The experiences outlined by patients and families during the course of this investigation were disturbing when viewed within the context of the delivery of a modern health service. These experiences highlight significant deficiencies in the delivery of person-centred care at Portlaoise hospital. Poor experiences by patients and families were compounded by ineffective governance arrangements at all levels of the HSE with the result that the patient’s voice was ignored, and valuable insights and learning were lost.
The HSE must now address the risks and deficiencies identified within this report in order to improve the quality, safety and experience of patient care in Portlaoise hospital. It must also ensure that where similar risks and deficiencies exist in other hospitals, these are addressed as a matter of urgency. The HSE governance arrangements to support the implementation of the national recommendations contained in this investigation must be clear, with a named accountable person or persons with overall delegated responsibility for implementation. The implementation plans should include clear timelines and identified individuals with responsibility for each recommendation and each associated action.
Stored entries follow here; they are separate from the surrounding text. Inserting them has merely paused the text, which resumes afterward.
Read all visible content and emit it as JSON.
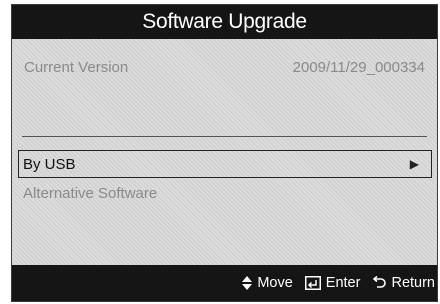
{
  "title": "Software Upgrade",
  "current_version": {
    "label": "Current Version",
    "value": "2009/11/29_000334"
  },
  "menu": {
    "items": [
      {
        "label": "By USB",
        "icon": "play-arrow-icon",
        "state": "selected"
      },
      {
        "label": "Alternative Software",
        "state": "disabled"
      }
    ]
  },
  "footer": {
    "move_label": "Move",
    "enter_label": "Enter",
    "return_label": "Return",
    "icons": [
      "move-updown-icon",
      "enter-icon",
      "return-icon"
    ]
  },
  "colors": {
    "bar_background": "#151515",
    "panel_background": "#dcdcdc",
    "dim_text": "#8a8a8a"
  }
}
A national maternity strategy must be developed and published as a matter of urgency. We welcome the establishment of a steering group to advise on the development of such a national maternity strategy. The authority acknowledges the work that has been done to date to incorporate the maternity services at Portlaoise hospital into a clinical network with the Coombe Women & Infants University Hospital and welcomes the recent signing of a memorandum of understanding between the Coombe Women & Infants University Hospital and the Dublin-Midlands hospitals group of the Health Service Executive.
In light of the findings of this investigation, the authority has made eight recommendations which must be implemented to ensure that risks and deficiencies identified are addressed at both local and national level to ensure the delivery of safe and consistent patient care. Among the recommendations in our report is the creation of an independent patient advocacy service to ensure that patients’ reported experiences are recorded, listened to and learned from, and reports published. Lessons learned should be shared between hospitals within the new hospital groups, between hospital groups and nationally throughout the wider health system. I hope to address some of our recommendations in more detail in reply to questions from committee members. It is imperative that these recommendations are fully implemented and that a clear timeline is set out and followed up, with named individuals taking responsibility for the implementation of each recommendation.
Given the significant system-wide recommendations in the report, it will be vital that there is the necessary political commitment to their managed implementation in order to drive further improvements in the quality, safety and governance in our health services. The authority therefore recommends that the Minister for Health should establish, as a priority, an oversight committee in the Department of Health to ensure the implementation of the recommendations in this HIQA investigation report.
I thank the members of the Oireachtas Joint Committee on Health and Children for inviting us here today. I look forward to their questions.